Kapitelsamt im Kölner Dom

Zehnter Sonntag im Jahreskreis

DOMRADIO.DE überträgt am zehnten Sonntag im Jahreskreis das Kapitelsamt aus dem Kölner Dom mit Domkapitular Hans-Josef Radermacher.

Blick auf den Kölner Dom / © saiko3p (shutterstock)

„Wer den Willen Gottes tut, der ist für mich Bruder und Schwester und Mutter.“ (Mk 3,35)

Auslegung zum Sonntagsevangelium Mk 3, 20–35
von Thomas Küttler 

Wie oft ist das schon geschehen, dass ein junger Mensch, der aus den gewohnten Bahnen aufbrach, die ihm Elternhaus und Herkommen vorschrieben, für „ausgeflippt“ erklärt, zum „Aussteiger“ gestempelt wird, den man schon um seiner selbst willen schleunigst wieder einfangen muss.

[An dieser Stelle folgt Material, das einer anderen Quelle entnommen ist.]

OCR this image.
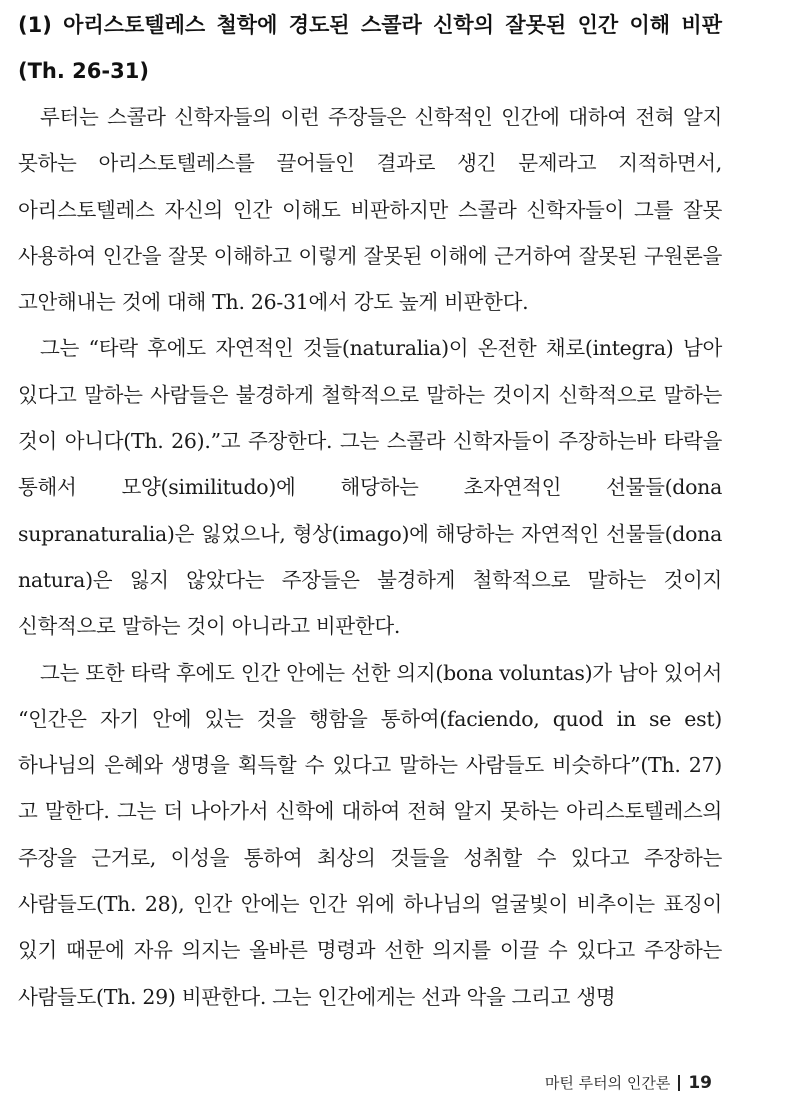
(1) 아리스토텔레스 철학에 경도된 스콜라 신학의 잘못된 인간 이해 비판(Th. 26-31)

루터는 스콜라 신학자들의 이런 주장들은 신학적인 인간에 대하여 전혀 알지 못하는 아리스토텔레스를 끌어들인 결과로 생긴 문제라고 지적하면서, 아리스토텔레스 자신의 인간 이해도 비판하지만 스콜라 신학자들이 그를 잘못 사용하여 인간을 잘못 이해하고 이렇게 잘못된 이해에 근거하여 잘못된 구원론을 고안해내는 것에 대해 Th. 26-31에서 강도 높게 비판한다.

그는 “타락 후에도 자연적인 것들(naturalia)이 온전한 채로(integra) 남아 있다고 말하는 사람들은 불경하게 철학적으로 말하는 것이지 신학적으로 말하는 것이 아니다(Th. 26).”고 주장한다. 그는 스콜라 신학자들이 주장하는바 타락을 통해서 모양(similitudo)에 해당하는 초자연적인 선물들(dona supranaturalia)은 잃었으나, 형상(imago)에 해당하는 자연적인 선물들(dona natura)은 잃지 않았다는 주장들은 불경하게 철학적으로 말하는 것이지 신학적으로 말하는 것이 아니라고 비판한다.

그는 또한 타락 후에도 인간 안에는 선한 의지(bona voluntas)가 남아 있어서 “인간은 자기 안에 있는 것을 행함을 통하여(faciendo, quod in se est) 하나님의 은혜와 생명을 획득할 수 있다고 말하는 사람들도 비슷하다”(Th. 27)고 말한다. 그는 더 나아가서 신학에 대하여 전혀 알지 못하는 아리스토텔레스의 주장을 근거로, 이성을 통하여 최상의 것들을 성취할 수 있다고 주장하는 사람들도(Th. 28), 인간 안에는 인간 위에 하나님의 얼굴빛이 비추이는 표징이 있기 때문에 자유 의지는 올바른 명령과 선한 의지를 이끌 수 있다고 주장하는 사람들도(Th. 29) 비판한다. 그는 인간에게는 선과 악을 그리고 생명

마틴 루터의 인간론 19
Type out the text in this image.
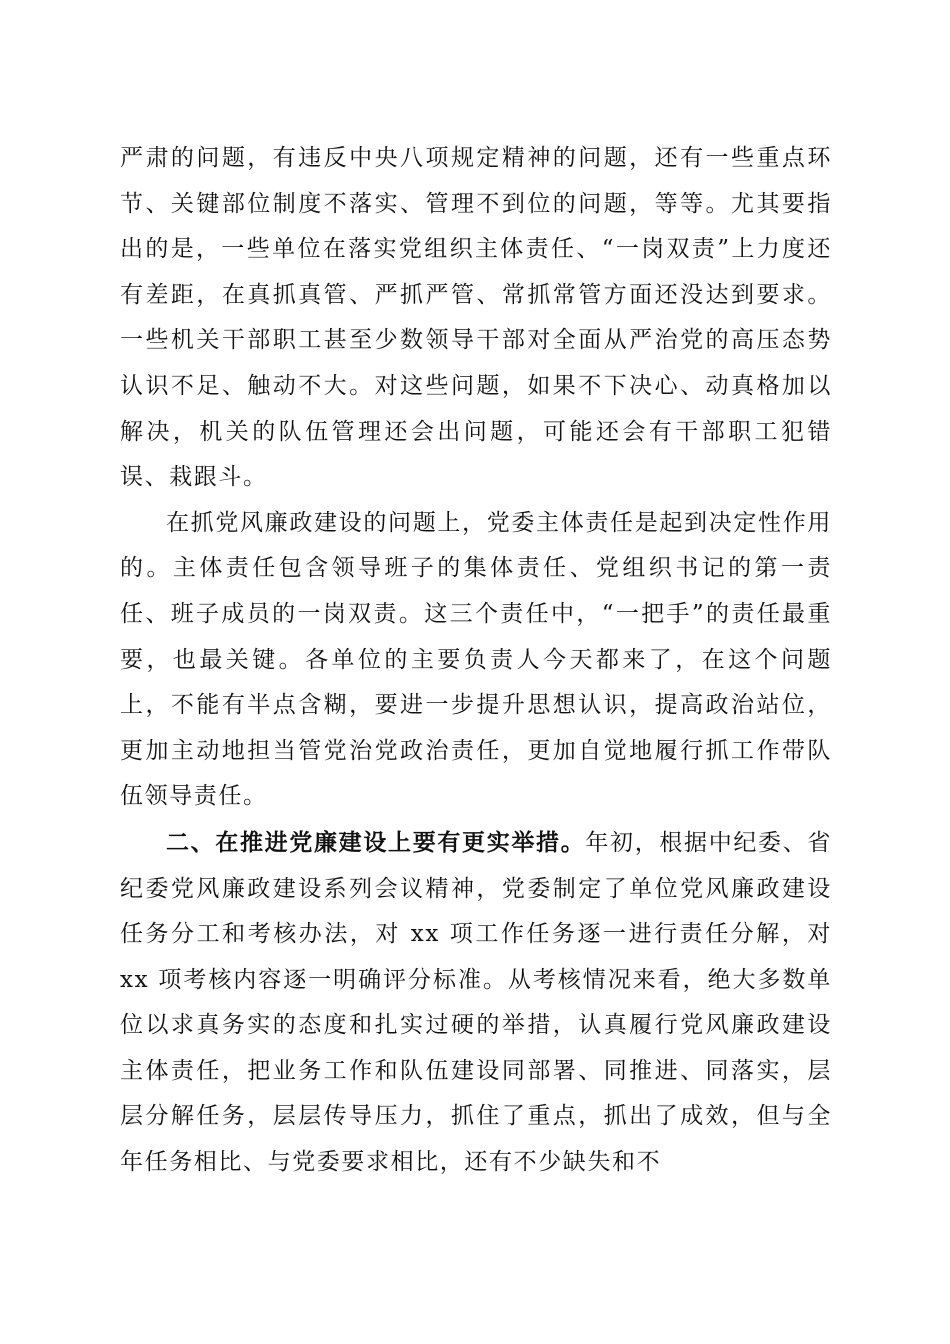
严肃的问题，有违反中央八项规定精神的问题，还有一些重点环节、关键部位制度不落实、管理不到位的问题，等等。尤其要指出的是，一些单位在落实党组织主体责任、“一岗双责”上力度还有差距，在真抓真管、严抓严管、常抓常管方面还没达到要求。一些机关干部职工甚至少数领导干部对全面从严治党的高压态势认识不足、触动不大。对这些问题，如果不下决心、动真格加以解决，机关的队伍管理还会出问题，可能还会有干部职工犯错误、栽跟斗。

在抓党风廉政建设的问题上，党委主体责任是起到决定性作用的。主体责任包含领导班子的集体责任、党组织书记的第一责任、班子成员的一岗双责。这三个责任中，“一把手”的责任最重要，也最关键。各单位的主要负责人今天都来了，在这个问题上，不能有半点含糊，要进一步提升思想认识，提高政治站位，更加主动地担当管党治党政治责任，更加自觉地履行抓工作带队伍领导责任。

二、在推进党廉建设上要有更实举措。年初，根据中纪委、省纪委党风廉政建设系列会议精神，党委制定了单位党风廉政建设任务分工和考核办法，对 xx 项工作任务逐一进行责任分解，对 xx 项考核内容逐一明确评分标准。从考核情况来看，绝大多数单位以求真务实的态度和扎实过硬的举措，认真履行党风廉政建设主体责任，把业务工作和队伍建设同部署、同推进、同落实，层层分解任务，层层传导压力，抓住了重点，抓出了成效，但与全年任务相比、与党委要求相比，还有不少缺失和不
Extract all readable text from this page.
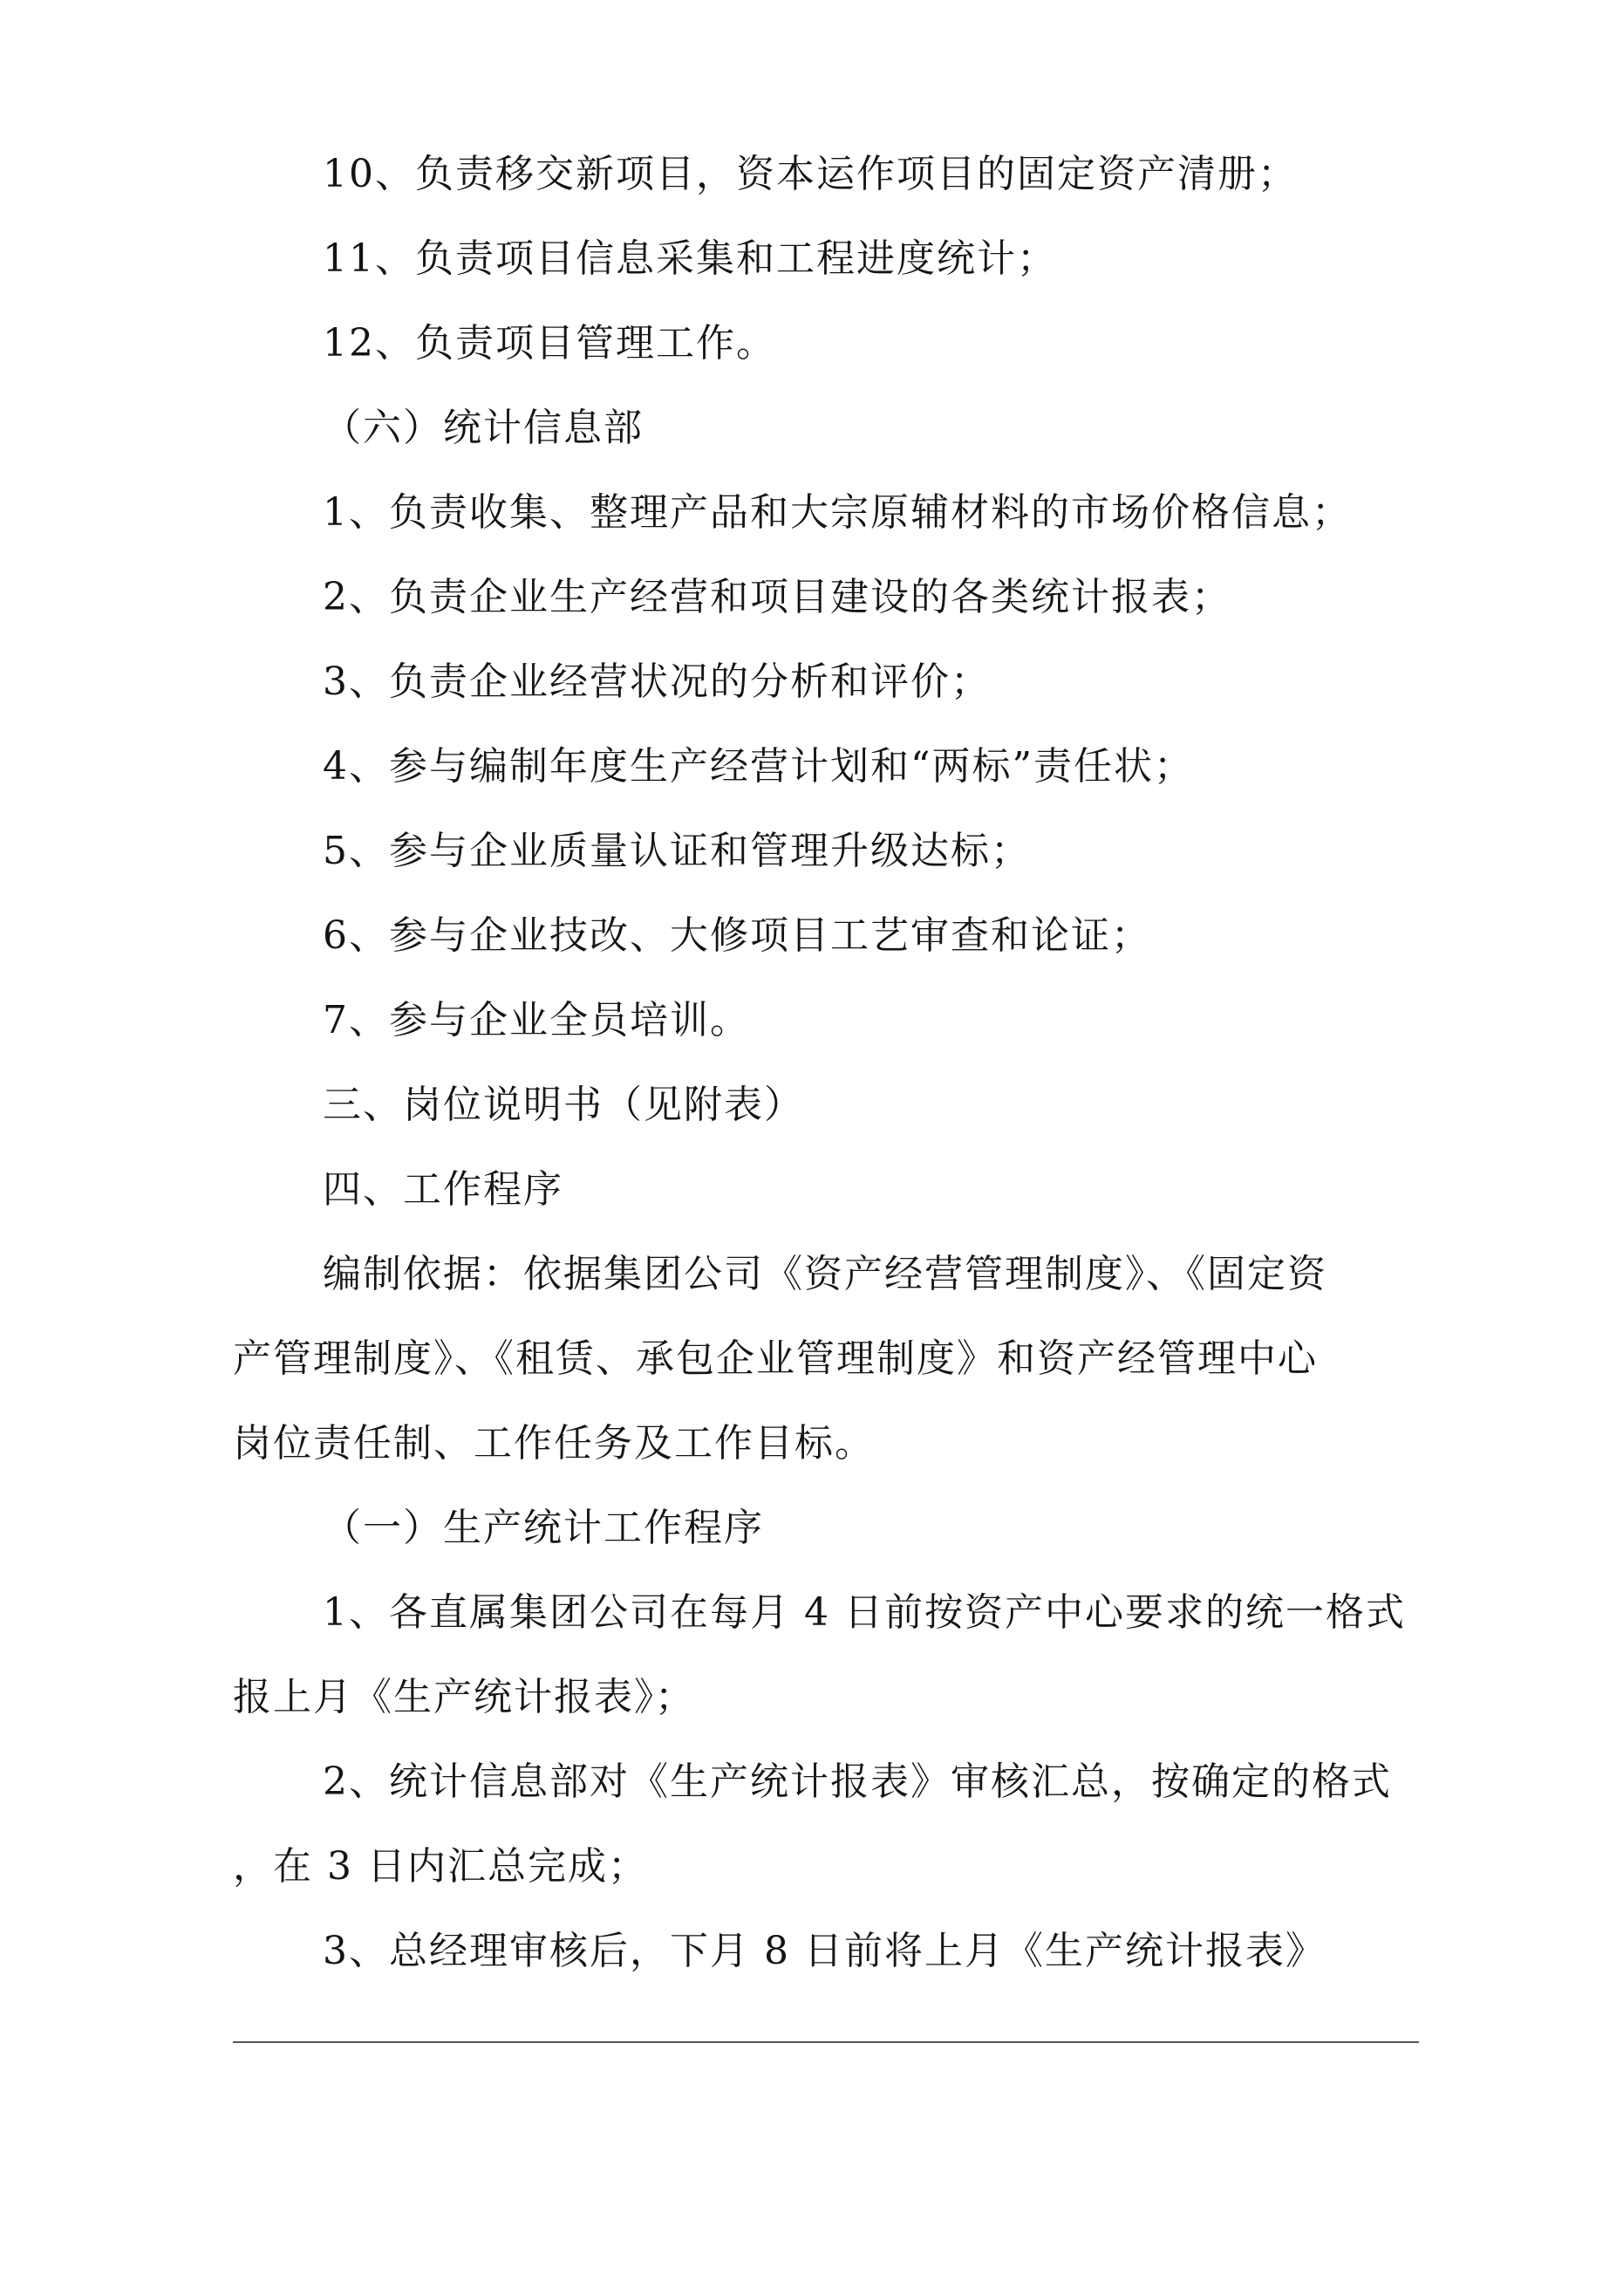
10、负责移交新项目，资本运作项目的固定资产清册；
11、负责项目信息采集和工程进度统计；
12、负责项目管理工作。
（六）统计信息部
1、负责收集、整理产品和大宗原辅材料的市场价格信息；
2、负责企业生产经营和项目建设的各类统计报表；
3、负责企业经营状况的分析和评价；
4、参与编制年度生产经营计划和“两标”责任状；
5、参与企业质量认证和管理升级达标；
6、参与企业技改、大修项目工艺审查和论证；
7、参与企业全员培训。
三、岗位说明书（见附表）
四、工作程序
编制依据：依据集团公司《资产经营管理制度》、《固定资
产管理制度》、《租赁、承包企业管理制度》和资产经管理中心
岗位责任制、工作任务及工作目标。
（一）生产统计工作程序
1、各直属集团公司在每月 4 日前按资产中心要求的统一格式
报上月《生产统计报表》；
2、统计信息部对《生产统计报表》审核汇总，按确定的格式
，在 3 日内汇总完成；
3、总经理审核后，下月 8 日前将上月《生产统计报表》
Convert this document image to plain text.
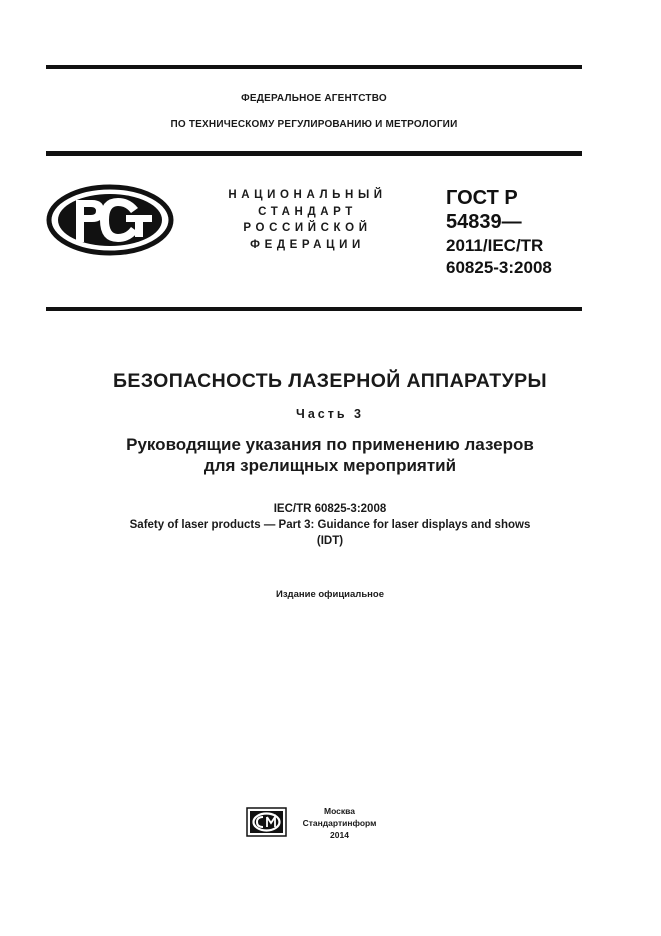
ФЕДЕРАЛЬНОЕ АГЕНТСТВО
ПО ТЕХНИЧЕСКОМУ РЕГУЛИРОВАНИЮ И МЕТРОЛОГИИ
НАЦИОНАЛЬНЫЙ
СТАНДАРТ
РОССИЙСКОЙ
ФЕДЕРАЦИИ
ГОСТ Р
54839—
2011/IEC/TR
60825-3:2008
БЕЗОПАСНОСТЬ ЛАЗЕРНОЙ АППАРАТУРЫ
Часть 3
Руководящие указания по применению лазеров
для зрелищных мероприятий
IEC/TR 60825-3:2008
Safety of laser products — Part 3: Guidance for laser displays and shows
(IDT)
Издание официальное
Москва
Стандартинформ
2014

Das Gleiche widerfährt Jesus auch. Doch bei ihm hat es noch eine andere Dimension. Er, der Sohn Gottes, muss die Menschen, die ihm auf natürliche Weise nahe waren, zutiefst befremden und beunruhigen. Vielleicht steht hinter der Aktion der Angehörigen tatsächlich die gute Absicht, Jesus in den Schutz der Familie zurückzuholen, oder die Forderung, er möge sich als ältester Sohn seinen familiären Verpflichtungen stellen. Aus beidem spräche nur ihre Verständnislosigkeit, mit der sie der Sendung und dem Anspruch Jesu gegenüberstehen. Sie hatten es wohl besonders schwer, sich diesem Anspruch zu stellen. Die natürliche Nähe wird zum Hindernis und führt in die Distanz, weil aus ihr eigene Ansprüche und Vor-Urteile abgeleitet werden. Das war das Problem der Landsleute Jesu in Nazareth und im weiteren Sinne das des ganzen Volkes Israel. Ja, in gewisser Weise wiederholt sich das immer dann, wenn Menschen meinen, ein selbstverständliches Zugehörigkeitsverhältnis zu Jesus zu haben.